This is a pose we just explored in class a few days ago and for the past year has been effecting my moral. Ever since I had my left knee operated on in order to repair my ACL and meniscus, it has been really hard to bend my knee and in some cases I have lost some of my range of motion. My ability to get into a half lotus tree pose with my right leg only made me more self-conscious when I realized that in doing tree with my left I could barely reach my knee. It was high time I focused some self-awareness on accepting my limitations, but also awarding myself credit where it was due. I was able to balance on my left leg, less than two weeks after my surgery, and was being active with it within a month. The fact that I was able to do some of the things I was doing was amazing, and my doctors let me know this, and yet still I was not content. Most of my joints are hyper mobile, and so for me reaching adequate (and even beyond) was not good enough. I had to reach the extreme, and the hyper mobile, and super strength that I had before going into surgery. It took a really long time for me to come to terms with my weaknesses, but I’ve come to embrace them. Although I still do not photograph myself in my left sided tree pose most of the time, I practice it 2xs as much as my right and will dedicate entire practices to tailor the needs of my knee and its abilities.
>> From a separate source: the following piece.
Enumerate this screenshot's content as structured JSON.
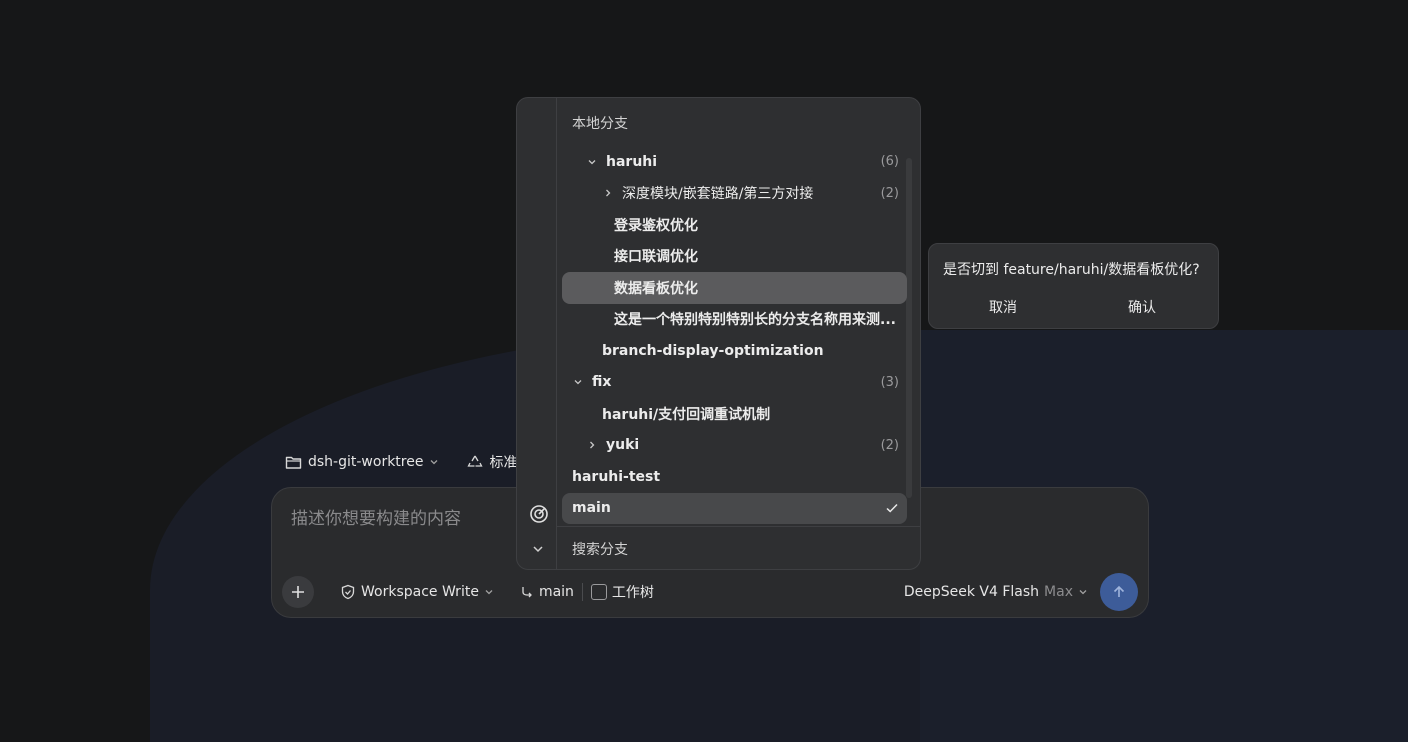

Kristen Butera, my teacher at Yogalife mentioned how in another class they discussed over 60 variations of tree, and I myself calculated 68, however for the sake of time I will only talk about one.
(One of the rare moments of my weaksided tree pose)
From Mountain pose, or equal standing, shift your weight onto your left leg. Keeping your hips level and forward facing pick your right foot off the ground, bending the knee out towards the right. As you bend your knee Bring your hands up either perpendicular to your body, reaching our or parallel reaching up high. Allow your right foot to meet your left calf, and slowly make your way up your left leg with your right foot until you find a comfortable position. Try not to use your hands to help you while doing this. From here take 5 breaths and hold the pose as bet you can. Falling, and teetering is ok and will dissipate some with time. The more you practice, the longer you will be able to stay balanced for. Keeping your hips level and forward facing, bring you right foot back down to the ground, and lower your arms. Shift your weight to the right foot now, pick your left foot up off the ground, and repeat with reversed legs.
Brings balance and equilibrium to your mind
Helps improve concentration, focus, and meditation
Makes the legs strong, improves balance, and opens the hips
Helps improve sense of proprioception throughout the body.
If you have sciatica, it is said that tree pose may help you, however most balancing poses may causes problems with sciatica.
If you have a foot or ankle injury, although the balancing is good to build the stability muscle of the joint, you may not be ready for a full weight bearing balance.
If you are hearing impaired, I fully encourage your participating in balancing poses, and yoga in general, but be mindful of the inner ear balancing tool that you may not have. Take you time and be patient with your body.